1/ Getting some flack for this tweet, so let me clarify. Male and female, as a natural phenomenon, has been known long before the discovery of sex chromosomes. This is because the sex of any individual, whether it's a human, reptile, plant, etc., is based on reproductive... https://twitter.com/SwipeWright/status/1264444445891551234
2/ anatomy organized around the production of either small (male) or large (female) gametes. An organism doesn't have to actually be able to produce gametes to have a discernible sex.
3/ To conflate sex chromosomes with sex itself is an error. It's confusing *mechanisms* that typically lead to the development of males and females with the outcomes themselves. For instance, I am a male because I have male reproductive anatomy that can be objectively verified.
4/ There is nothing I could later discover about myself that would change the fact that I am a male. If I discovered tomorrow that my chromosomes were somehow XX, my sex would remain unchanged.
5/ When scientists discovered sex chromosomes, they discovered the proximate mechanism that causes bodies to develop into males and females. The only way it was possible for scientists to say "Hey, males appear to almost always be XY and females are almost always XX" is by...
6/ first knowing what males and females were apart from sex chromosomes, and observing the correlation. The discovery of sex chromosomes didn't give us any more information about what it means to *be* male or female, it simply revealed the proximate mechanism.
7/ I brought up the example of many reptiles having sex determined by the temperature at which they develop not to suggest humans are like reptiles, but to highlight the fact that we shouldn't confuse proximate mechanisms with sex itself.
8/ For instance, American alligators typically develop into males at temps 33C and above, while eggs incubating at below 33C typically develop into females. To confuse chromosomes with sex itself for humans would be like confusing temperatures above and below 33C with sex...
9/ itself in alligators. We don't determine the sex of individual alligators by knowing the temperature at which they developed, we determine their sex by their reproductive anatomy. If we later found out that a male alligator happened to develop at 30C, we wouldn't conclude...
10/ this alligator was now a female. It's still a male, regardless of the temperature at which it happened to incubate.
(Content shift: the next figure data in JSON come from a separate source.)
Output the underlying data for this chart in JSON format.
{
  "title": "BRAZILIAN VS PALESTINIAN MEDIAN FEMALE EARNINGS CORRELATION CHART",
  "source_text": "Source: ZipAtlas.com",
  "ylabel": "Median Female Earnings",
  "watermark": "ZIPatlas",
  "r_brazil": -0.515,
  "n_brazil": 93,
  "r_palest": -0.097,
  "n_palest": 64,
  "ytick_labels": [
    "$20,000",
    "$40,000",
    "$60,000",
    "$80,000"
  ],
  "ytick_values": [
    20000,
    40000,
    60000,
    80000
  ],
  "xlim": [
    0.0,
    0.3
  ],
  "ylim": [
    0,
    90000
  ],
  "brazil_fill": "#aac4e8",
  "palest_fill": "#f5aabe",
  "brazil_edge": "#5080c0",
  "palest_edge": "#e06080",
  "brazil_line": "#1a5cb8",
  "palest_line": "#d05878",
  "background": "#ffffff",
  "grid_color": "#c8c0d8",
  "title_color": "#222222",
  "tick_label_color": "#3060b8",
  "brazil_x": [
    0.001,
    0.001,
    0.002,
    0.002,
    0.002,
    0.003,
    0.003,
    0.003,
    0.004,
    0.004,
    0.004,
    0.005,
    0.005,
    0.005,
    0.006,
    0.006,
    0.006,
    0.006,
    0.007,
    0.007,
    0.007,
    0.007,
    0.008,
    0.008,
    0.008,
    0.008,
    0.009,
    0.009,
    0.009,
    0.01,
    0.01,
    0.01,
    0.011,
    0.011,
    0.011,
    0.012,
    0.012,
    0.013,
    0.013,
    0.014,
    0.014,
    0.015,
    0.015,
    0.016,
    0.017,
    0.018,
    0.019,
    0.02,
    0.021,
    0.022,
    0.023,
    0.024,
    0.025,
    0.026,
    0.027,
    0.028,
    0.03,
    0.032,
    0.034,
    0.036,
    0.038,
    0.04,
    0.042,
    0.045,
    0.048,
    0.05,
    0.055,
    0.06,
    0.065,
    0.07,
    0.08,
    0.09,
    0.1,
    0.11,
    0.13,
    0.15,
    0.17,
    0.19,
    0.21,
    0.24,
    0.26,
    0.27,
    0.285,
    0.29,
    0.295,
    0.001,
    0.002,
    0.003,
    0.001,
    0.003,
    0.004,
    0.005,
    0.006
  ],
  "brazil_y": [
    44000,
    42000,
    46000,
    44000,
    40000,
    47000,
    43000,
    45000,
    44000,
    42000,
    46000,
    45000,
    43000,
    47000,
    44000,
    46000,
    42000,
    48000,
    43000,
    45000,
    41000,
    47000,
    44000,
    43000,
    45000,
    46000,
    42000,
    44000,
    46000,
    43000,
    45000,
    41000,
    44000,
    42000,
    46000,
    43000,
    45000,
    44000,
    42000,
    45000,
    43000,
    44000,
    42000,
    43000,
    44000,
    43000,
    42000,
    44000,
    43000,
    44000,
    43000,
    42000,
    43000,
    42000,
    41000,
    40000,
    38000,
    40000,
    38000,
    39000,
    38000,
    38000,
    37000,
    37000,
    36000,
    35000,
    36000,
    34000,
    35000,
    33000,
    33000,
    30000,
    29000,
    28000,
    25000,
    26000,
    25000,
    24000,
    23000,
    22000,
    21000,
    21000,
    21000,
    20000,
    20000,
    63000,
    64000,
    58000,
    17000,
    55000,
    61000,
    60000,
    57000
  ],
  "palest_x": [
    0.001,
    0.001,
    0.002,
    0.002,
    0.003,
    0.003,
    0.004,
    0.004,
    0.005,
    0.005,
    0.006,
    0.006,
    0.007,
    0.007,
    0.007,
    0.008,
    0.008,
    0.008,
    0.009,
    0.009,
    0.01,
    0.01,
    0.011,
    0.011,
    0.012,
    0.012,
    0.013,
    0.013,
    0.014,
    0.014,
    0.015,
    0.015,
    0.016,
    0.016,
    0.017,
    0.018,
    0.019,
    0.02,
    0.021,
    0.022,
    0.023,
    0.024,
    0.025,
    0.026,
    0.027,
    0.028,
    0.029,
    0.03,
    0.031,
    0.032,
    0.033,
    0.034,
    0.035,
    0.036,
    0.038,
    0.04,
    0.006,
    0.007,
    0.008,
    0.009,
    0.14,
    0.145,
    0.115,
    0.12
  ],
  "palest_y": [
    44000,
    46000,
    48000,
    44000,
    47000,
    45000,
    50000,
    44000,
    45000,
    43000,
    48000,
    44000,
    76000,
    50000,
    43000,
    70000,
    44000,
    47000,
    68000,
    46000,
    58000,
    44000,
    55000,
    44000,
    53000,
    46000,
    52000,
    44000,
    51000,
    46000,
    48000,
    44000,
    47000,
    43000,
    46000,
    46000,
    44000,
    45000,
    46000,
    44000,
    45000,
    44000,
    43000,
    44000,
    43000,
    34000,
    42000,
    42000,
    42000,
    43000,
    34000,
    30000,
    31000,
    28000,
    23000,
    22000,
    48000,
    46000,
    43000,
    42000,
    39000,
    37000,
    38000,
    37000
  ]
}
Regardless of the typical mechanisms for sex development, the sexes are not *defined by* those mechanisms.
11/ Biology can be messy, and there are usually rare exceptions to rules. For instance, it isn't the chromosomes themselves that trigger male or female sex development, but rather the SRY gene on the Y chromosome. This gene can get transposed onto an X, making XX males possible.
12/ By conflating chromosomes with sex itself, you're setting yourself up for a "gotcha" moment when someone points this out. Yes, almost every human male is XY and almost every female XX, but this isn't how we determine what sex people are.
13/ For every species with males and females, we determine the sex of individuals based on their primary reproductive anatomy. We know when a clownfish has developed into a female from a male because their sexual anatomy changes.
14/ We know plants are male and female based on their reproductive anatomy. And we can distinguish human males and females based on their reproductive anatomy.

We don't need to know *anything* about sex determining mechanisms to sort individuals into males and females.